Introduction

A perfectly running Exchange server 2016 with a Database Availability Group (DAG) cluster can go horribly wrong for many reasons. Some of these occurrences can be prevented since we have a DAG cluster UPS system and a regular backup. There are various items that can hinder the delicate Exchange Server environment, when you have a non-healthy or issues with the Active Directory or network. The most obvious culprit always remain the failure of a hardware such as motherboard, hard drive, RAID controller or any other item in between like fiber switch, cable, etc. Other major reason would be sudden loss of power from a power surge or a faulty power supply. Things that may cripple your Exchange Server can also be non-material such as an interrupted Windows Update, an antivirus or backup software which is not application aware, and viruses, malware or ransomware. All these not only hinder the operational feature of Exchange but can also corrupt your mailbox databases.

Steps to Deal with Disaster Recovery Scenario

Let’s take the example of an Exchange DAG with two servers on the primary side and two on the secondary side, with a witness server which is not one of them. In a normal scenario, where there is a hardware failure or a planned maintenance or upgrade, you should failover to the secondary servers.

You need to check the status of the DAG by using the Get-ClusterNode which will show that the servers in the primary site are down.

The next move would be to stop the partially or totally failed server from the Database Availability Group by using the Stop-DatabaseAvailabilityGroupcommand, with the below parameters.

Stop-DatabaseAvailabilityGroup -Identity DAG01 -MailboxServer EX1 –ConfigurationOnly

This must be done for all servers which are down. In this case,you need to run one for EX1 and one for EX2. Once confirmed, the mailbox server will be stopped from the DAG in your setup. To see that the selected servers have been stopped, use the Get-DatabaseAvailabilityGroup command.

The next step is to stop the cluster service on the nodes which are still up(In this example, these are EX0 and EX3). The Exchange server DAG works with having the Windows Cluster service installed on all Exchange servers. You can do this be using the Stop-Service clussvc or by opening the Services app.

With this,you remove the faulty servers from the DAG, and stop the cluster service.

The next step is to restore the DAG and start the cluster with healthy databases and cluster.

So, after you have stopped the cluster services, you need to rest the DAG with the Restore-DatabaseAvailabilityGroup command, as given below.

Restore-DatabaseAvailabilityGroup -Identity DAG02

Depending on the resources of servers, connectivity between servers and network speed, this process might take some time to finish.
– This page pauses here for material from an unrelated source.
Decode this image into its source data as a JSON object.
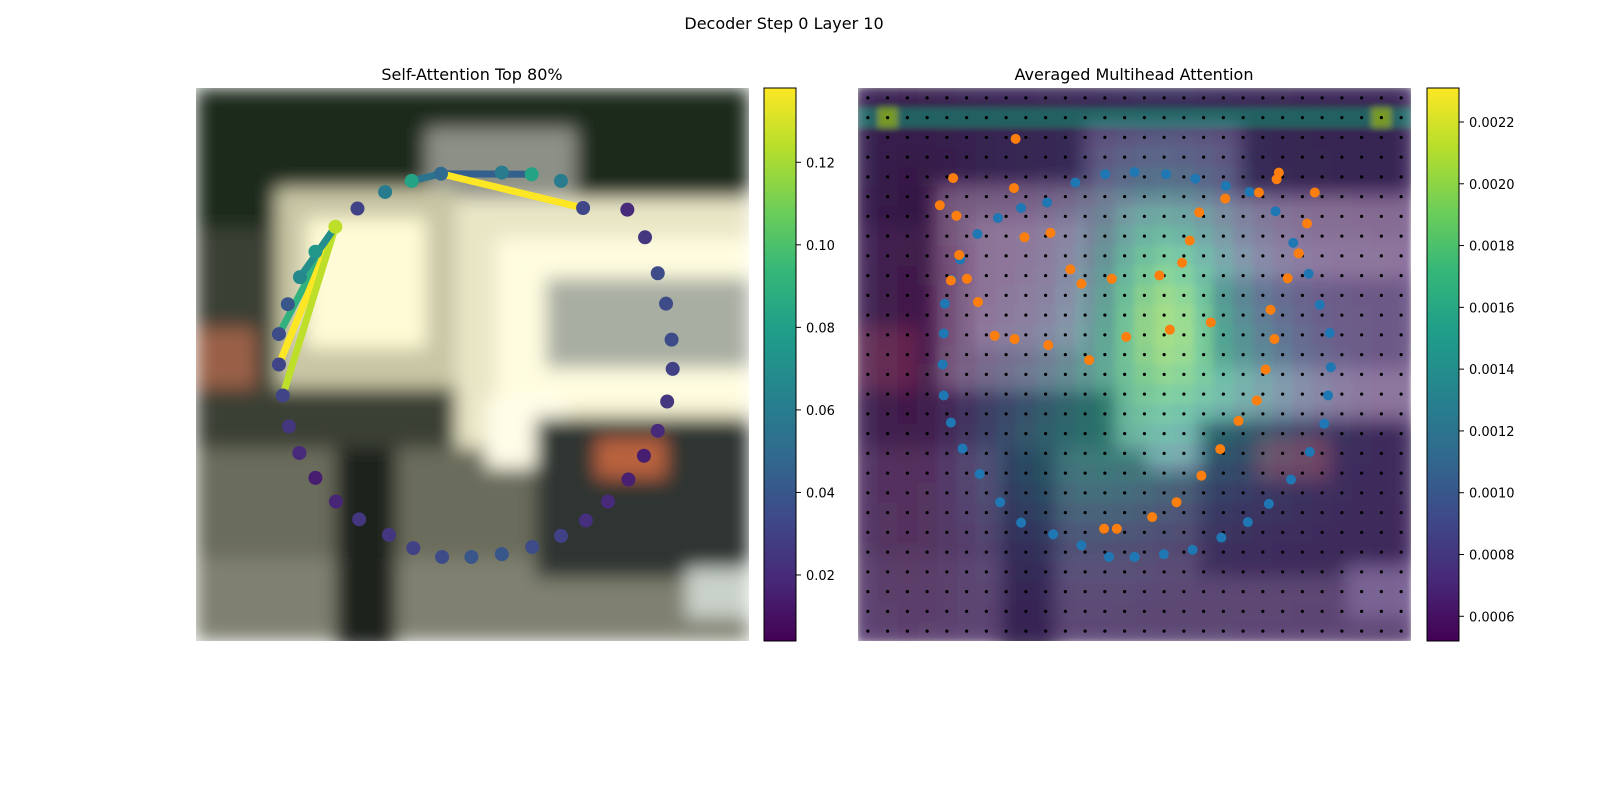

Now, you need to remove restriction and activate the databases to start the replication process. This is the most crucial part of the restore as the databases will be mounted and resume the database copy. For this, use the Get-MailboxDatabaseCopyStatus | ResumeDatabaseCopy and then use the -server to specify the server to see the database status.

If all goes well and you’ve validated the status of databases and all databases are automatically mounted and healthy, you need to verify the status notes with the Get-ClusterNode command.
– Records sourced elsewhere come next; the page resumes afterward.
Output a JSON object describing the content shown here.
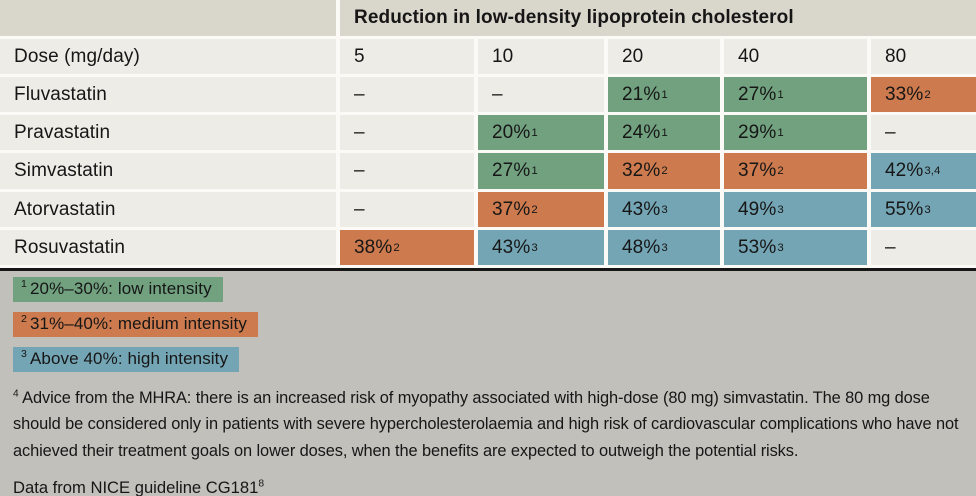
{
  "colors": {
    "low": "#71a17f",
    "medium": "#cc7a4e",
    "high": "#74a5b4",
    "header_bg": "#d9d6cc",
    "cell_bg": "#edece6",
    "footer_bg": "#c2c0bb"
  },
  "chart_data": {
    "type": "table",
    "title": "Reduction in low-density lipoprotein cholesterol",
    "dose_row_label": "Dose (mg/day)",
    "dose_columns": [
      "5",
      "10",
      "20",
      "40",
      "80"
    ],
    "intensity_levels": {
      "low": "20%–30%",
      "medium": "31%–40%",
      "high": "Above 40%"
    },
    "rows": [
      {
        "drug": "Fluvastatin",
        "cells": [
          {
            "text": "–",
            "level": null
          },
          {
            "text": "–",
            "level": null
          },
          {
            "text": "21%",
            "sup": "1",
            "level": "low"
          },
          {
            "text": "27%",
            "sup": "1",
            "level": "low"
          },
          {
            "text": "33%",
            "sup": "2",
            "level": "medium"
          }
        ]
      },
      {
        "drug": "Pravastatin",
        "cells": [
          {
            "text": "–",
            "level": null
          },
          {
            "text": "20%",
            "sup": "1",
            "level": "low"
          },
          {
            "text": "24%",
            "sup": "1",
            "level": "low"
          },
          {
            "text": "29%",
            "sup": "1",
            "level": "low"
          },
          {
            "text": "–",
            "level": null
          }
        ]
      },
      {
        "drug": "Simvastatin",
        "cells": [
          {
            "text": "–",
            "level": null
          },
          {
            "text": "27%",
            "sup": "1",
            "level": "low"
          },
          {
            "text": "32%",
            "sup": "2",
            "level": "medium"
          },
          {
            "text": "37%",
            "sup": "2",
            "level": "medium"
          },
          {
            "text": "42%",
            "sup": "3,4",
            "level": "high"
          }
        ]
      },
      {
        "drug": "Atorvastatin",
        "cells": [
          {
            "text": "–",
            "level": null
          },
          {
            "text": "37%",
            "sup": "2",
            "level": "medium"
          },
          {
            "text": "43%",
            "sup": "3",
            "level": "high"
          },
          {
            "text": "49%",
            "sup": "3",
            "level": "high"
          },
          {
            "text": "55%",
            "sup": "3",
            "level": "high"
          }
        ]
      },
      {
        "drug": "Rosuvastatin",
        "cells": [
          {
            "text": "38%",
            "sup": "2",
            "level": "medium"
          },
          {
            "text": "43%",
            "sup": "3",
            "level": "high"
          },
          {
            "text": "48%",
            "sup": "3",
            "level": "high"
          },
          {
            "text": "53%",
            "sup": "3",
            "level": "high"
          },
          {
            "text": "–",
            "level": null
          }
        ]
      }
    ]
  },
  "legend": [
    {
      "sup": "1",
      "label": "20%–30%: low intensity",
      "level": "low"
    },
    {
      "sup": "2",
      "label": "31%–40%: medium intensity",
      "level": "medium"
    },
    {
      "sup": "3",
      "label": "Above 40%: high intensity",
      "level": "high"
    }
  ],
  "footnotes": {
    "mhra_sup": "4",
    "mhra_text": "Advice from the MHRA: there is an increased risk of myopathy associated with high-dose (80 mg) simvastatin. The 80 mg dose should be considered only in patients with severe hypercholesterolaemia and high risk of cardiovascular complications who have not achieved their treatment goals on lower doses, when the benefits are expected to outweigh the potential risks.",
    "source_text": "Data from NICE guideline CG181",
    "source_sup": "8"
  }
}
The result should show that both EX0 and EX3 are ‘Up’ with no issues. If you are planning to restore the failed servers, you need to install Exchange Server 2016, Windows Cluster Services and configuration of the network on new servers. Then, use the Start-DatabaseAvailabilityGroup commands to add the server and make them part of the DAG.

Start-DatabaseAvailabilitygroup -Identity DAG02 -mailboxServer EX01
Start-DatabaseAvailabilitygroup -Identity DAG02 -mailboxServer EX02

The next command i.e. Set-DatabaseAvailabilityGroup will make the member server an effective part of the cluster.

Set-DatabaseAvailabilityGroup -Identity DAG02

The above command must be executed on all the new members. In this example, these are EX01 and EX02.

Of course, this could be the ideal scenario where during the servers going offline, there was no damage to the databases. If this is the case, the databases will not mount. You will have to use the EseUtil with the /mh parameter to identify the problem and checking if the databases are in Dirty Shutdown state.

If this is the case, you need to perform the soft recovery. If it doesn’t work, the only way possible is to restore database from updated backup.